Rod Stewart's ball troubles, ODB's TV challenge and more

DAVID SPRAGUEPosted Sep 03, 2004 12:00 AM

While there's nothing particularly new about rock stars landing in hot water over misuse of their balls, Rod Stewart put a new spin on things in Los Angeles recently by hitting an elderly man in the head with one of his. As is his wont, the Scottish singer was kicking soccer balls from the stage in Los Angeles when one went awry and smacked 61-year-old Vincenzo Costa in the head, sending him into convulsions. Costa, who happens to be the father-in-law of dance producer Paul Oakenfold, was released from the hospital the next day, but is said to be considering legal action. If there's any justice, he'll reach a settlement that stops Stewart from further sullying the landscape with those stupefying standards albums . . .

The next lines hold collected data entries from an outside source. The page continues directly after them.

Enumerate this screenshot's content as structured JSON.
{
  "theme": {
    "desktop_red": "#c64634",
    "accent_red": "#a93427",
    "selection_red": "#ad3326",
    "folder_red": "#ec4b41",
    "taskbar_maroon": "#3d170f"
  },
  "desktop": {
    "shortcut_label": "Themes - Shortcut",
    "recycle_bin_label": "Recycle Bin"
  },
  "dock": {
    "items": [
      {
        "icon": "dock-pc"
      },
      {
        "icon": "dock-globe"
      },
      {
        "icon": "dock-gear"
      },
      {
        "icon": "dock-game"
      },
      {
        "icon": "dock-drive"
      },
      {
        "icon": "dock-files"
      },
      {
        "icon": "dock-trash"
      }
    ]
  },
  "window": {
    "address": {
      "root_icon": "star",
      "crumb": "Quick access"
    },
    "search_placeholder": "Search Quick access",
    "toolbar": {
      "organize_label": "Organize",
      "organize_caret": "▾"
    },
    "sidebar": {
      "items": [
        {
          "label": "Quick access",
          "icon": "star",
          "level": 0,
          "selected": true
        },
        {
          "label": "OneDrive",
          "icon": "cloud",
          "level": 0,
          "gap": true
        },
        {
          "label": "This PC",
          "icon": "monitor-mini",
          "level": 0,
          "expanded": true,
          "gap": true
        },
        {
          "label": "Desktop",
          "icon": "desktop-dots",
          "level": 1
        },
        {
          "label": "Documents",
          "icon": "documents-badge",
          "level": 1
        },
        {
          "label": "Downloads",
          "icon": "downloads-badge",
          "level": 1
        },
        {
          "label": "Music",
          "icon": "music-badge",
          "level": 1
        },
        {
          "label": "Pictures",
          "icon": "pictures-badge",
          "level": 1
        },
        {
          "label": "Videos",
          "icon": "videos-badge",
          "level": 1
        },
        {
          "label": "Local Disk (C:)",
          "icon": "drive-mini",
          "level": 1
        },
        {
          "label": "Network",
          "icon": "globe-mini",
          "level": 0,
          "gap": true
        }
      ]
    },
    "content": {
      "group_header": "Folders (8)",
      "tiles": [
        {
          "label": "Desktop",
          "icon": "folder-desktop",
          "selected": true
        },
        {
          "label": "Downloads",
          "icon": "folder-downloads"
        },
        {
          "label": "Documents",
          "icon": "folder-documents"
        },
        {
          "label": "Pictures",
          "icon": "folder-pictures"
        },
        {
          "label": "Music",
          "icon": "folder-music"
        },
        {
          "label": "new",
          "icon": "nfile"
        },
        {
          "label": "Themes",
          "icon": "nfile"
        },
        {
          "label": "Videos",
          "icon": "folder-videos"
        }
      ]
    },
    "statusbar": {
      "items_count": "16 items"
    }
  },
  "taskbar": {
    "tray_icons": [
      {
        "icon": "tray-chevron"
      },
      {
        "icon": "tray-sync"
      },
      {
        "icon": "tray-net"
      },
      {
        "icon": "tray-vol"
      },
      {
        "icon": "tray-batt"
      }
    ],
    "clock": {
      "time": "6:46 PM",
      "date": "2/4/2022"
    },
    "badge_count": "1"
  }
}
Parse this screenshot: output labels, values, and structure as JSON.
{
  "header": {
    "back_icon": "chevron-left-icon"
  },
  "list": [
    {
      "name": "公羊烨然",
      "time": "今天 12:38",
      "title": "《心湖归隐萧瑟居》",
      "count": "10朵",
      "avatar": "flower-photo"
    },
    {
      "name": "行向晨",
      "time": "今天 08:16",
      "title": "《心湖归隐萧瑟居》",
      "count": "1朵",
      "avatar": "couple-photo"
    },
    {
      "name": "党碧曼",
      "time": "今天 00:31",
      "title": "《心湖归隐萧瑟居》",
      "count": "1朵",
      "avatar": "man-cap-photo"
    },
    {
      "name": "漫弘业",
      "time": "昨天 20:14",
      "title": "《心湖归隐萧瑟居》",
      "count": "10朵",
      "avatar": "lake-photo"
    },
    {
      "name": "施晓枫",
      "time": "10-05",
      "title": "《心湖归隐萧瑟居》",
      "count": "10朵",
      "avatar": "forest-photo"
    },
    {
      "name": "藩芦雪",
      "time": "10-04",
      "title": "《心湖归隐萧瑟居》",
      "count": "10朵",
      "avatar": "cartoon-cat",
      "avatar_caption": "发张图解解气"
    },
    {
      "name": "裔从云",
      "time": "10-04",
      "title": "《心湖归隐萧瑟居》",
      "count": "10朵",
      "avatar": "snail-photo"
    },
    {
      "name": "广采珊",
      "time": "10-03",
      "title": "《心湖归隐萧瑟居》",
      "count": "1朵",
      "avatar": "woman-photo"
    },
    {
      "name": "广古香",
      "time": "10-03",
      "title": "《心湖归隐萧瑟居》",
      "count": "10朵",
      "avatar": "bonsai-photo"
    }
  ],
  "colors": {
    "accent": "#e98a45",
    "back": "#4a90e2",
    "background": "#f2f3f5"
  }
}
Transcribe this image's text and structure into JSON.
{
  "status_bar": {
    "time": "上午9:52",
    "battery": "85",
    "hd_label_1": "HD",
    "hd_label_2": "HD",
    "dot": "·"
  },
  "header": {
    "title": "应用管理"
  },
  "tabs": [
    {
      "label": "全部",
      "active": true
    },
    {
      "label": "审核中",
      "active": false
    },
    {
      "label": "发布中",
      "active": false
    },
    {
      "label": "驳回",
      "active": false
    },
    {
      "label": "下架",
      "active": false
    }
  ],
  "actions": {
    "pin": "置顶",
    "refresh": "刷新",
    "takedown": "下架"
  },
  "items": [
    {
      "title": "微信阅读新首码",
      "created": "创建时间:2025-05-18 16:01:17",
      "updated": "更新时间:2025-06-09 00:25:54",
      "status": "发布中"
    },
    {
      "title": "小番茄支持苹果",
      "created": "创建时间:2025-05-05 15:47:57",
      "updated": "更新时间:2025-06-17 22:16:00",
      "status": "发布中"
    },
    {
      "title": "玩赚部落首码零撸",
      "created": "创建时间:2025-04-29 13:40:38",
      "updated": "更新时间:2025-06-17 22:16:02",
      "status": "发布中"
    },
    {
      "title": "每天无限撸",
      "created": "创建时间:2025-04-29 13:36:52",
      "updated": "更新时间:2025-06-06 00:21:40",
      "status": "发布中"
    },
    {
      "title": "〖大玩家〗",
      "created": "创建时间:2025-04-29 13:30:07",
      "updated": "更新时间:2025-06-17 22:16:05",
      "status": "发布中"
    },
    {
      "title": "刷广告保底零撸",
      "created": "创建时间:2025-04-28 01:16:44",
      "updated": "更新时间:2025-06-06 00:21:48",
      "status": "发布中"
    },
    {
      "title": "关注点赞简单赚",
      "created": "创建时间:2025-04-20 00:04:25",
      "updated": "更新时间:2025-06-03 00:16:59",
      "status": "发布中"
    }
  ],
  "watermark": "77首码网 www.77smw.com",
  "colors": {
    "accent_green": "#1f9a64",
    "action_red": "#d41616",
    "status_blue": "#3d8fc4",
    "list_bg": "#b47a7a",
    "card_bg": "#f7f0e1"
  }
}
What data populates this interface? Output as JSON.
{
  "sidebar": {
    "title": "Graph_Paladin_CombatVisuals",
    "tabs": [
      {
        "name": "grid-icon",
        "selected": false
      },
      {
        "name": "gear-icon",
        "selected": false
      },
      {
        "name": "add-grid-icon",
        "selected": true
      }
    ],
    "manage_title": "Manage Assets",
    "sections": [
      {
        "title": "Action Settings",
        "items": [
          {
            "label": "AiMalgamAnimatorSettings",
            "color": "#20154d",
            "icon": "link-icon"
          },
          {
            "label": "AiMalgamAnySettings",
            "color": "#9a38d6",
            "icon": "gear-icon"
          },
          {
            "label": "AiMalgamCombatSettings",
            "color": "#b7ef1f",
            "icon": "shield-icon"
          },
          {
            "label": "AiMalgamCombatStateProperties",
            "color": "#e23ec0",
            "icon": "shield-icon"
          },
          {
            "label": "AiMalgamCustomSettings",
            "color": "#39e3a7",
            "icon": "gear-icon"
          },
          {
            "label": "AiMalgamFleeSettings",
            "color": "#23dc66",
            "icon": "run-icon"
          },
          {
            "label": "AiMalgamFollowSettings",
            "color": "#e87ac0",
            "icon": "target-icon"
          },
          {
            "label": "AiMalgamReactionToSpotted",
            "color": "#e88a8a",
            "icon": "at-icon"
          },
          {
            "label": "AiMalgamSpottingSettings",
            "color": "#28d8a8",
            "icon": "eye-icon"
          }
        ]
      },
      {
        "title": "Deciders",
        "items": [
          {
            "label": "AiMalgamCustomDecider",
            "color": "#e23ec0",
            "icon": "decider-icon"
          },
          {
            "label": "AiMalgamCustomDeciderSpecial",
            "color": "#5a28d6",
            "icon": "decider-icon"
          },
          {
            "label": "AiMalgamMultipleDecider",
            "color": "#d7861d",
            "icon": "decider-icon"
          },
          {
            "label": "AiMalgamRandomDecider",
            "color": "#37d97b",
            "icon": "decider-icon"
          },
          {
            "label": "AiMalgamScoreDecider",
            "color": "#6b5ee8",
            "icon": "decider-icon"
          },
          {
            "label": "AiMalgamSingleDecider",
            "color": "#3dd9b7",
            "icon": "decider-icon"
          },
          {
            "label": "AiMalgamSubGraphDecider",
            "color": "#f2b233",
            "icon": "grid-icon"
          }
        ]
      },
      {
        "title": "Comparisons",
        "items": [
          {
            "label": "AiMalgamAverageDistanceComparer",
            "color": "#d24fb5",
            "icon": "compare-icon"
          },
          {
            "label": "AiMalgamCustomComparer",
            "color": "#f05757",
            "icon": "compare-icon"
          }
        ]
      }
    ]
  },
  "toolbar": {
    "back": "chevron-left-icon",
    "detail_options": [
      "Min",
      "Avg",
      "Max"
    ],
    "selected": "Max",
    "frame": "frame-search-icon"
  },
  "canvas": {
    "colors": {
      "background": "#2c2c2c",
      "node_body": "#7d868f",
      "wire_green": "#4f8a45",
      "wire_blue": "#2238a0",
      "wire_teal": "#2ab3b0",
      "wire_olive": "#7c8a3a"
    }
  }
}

Having never been a fan of jail cells or locked-ward mental hospitals, we don't imagine we'll be trying out for Spike TV's latest reality geekfest, which asks contestants to see if they can remain within ten feet of the Ol' Dirty Bastard for a full five days. Stuck to ODB, which premieres later this month, boasts a first prize of twenty-five thousand dollars -- an amount we'd demand doubled if the ten-foot rule requires accompanying the artist sometimes known as Big Baby Jesus to the john following one of his legendary burrito sprees . . .

Since inspiration can be found in the strangest places -- we went through a period when some of our best work was brought about by spending hours staring into a Duluth, Minnesota snow globe -- it's not altogether shocking about a painter unveiling a series of works inspired by the music of a single artist. But since the artist in this case happens to be Deep Purple, well, we've gotta admit to engaging in a bout of head-scratching. Nevertheless, Russian-based painter Olga Stozhar has compiled Deep Purple in Art, a book of sketches based on songs from throughout the band's career, as well as a passel of portraits depicting everything from Ritchie Blackmore in mid-strum to David Coverdale inaugurating his pre-show tradition of affixing that chest hair toupee . . .

While we've never really thought of Julia Roberts and Elton John as being cut from the same cloth, there's a guy down in Atlanta who seems to feel differently. Taking a page from the Pretty Woman script, the unnamed gent has offered Ol' Pink Eyes a cool hundred thousand bucks to spend an evening together -- with activities strictly confined to dinner and, perhaps a post-meal cocktail. The cash wouldn't actually go to help Elton pay off that latest shopping spree, but would instead end up in the coffers of the AIDS charity that the singer founded some years back. Heck, we could make perfectly good conversation -- and keep a grip on our lobster, to boot -- for a mere few sawbucks, in case anyone's interested.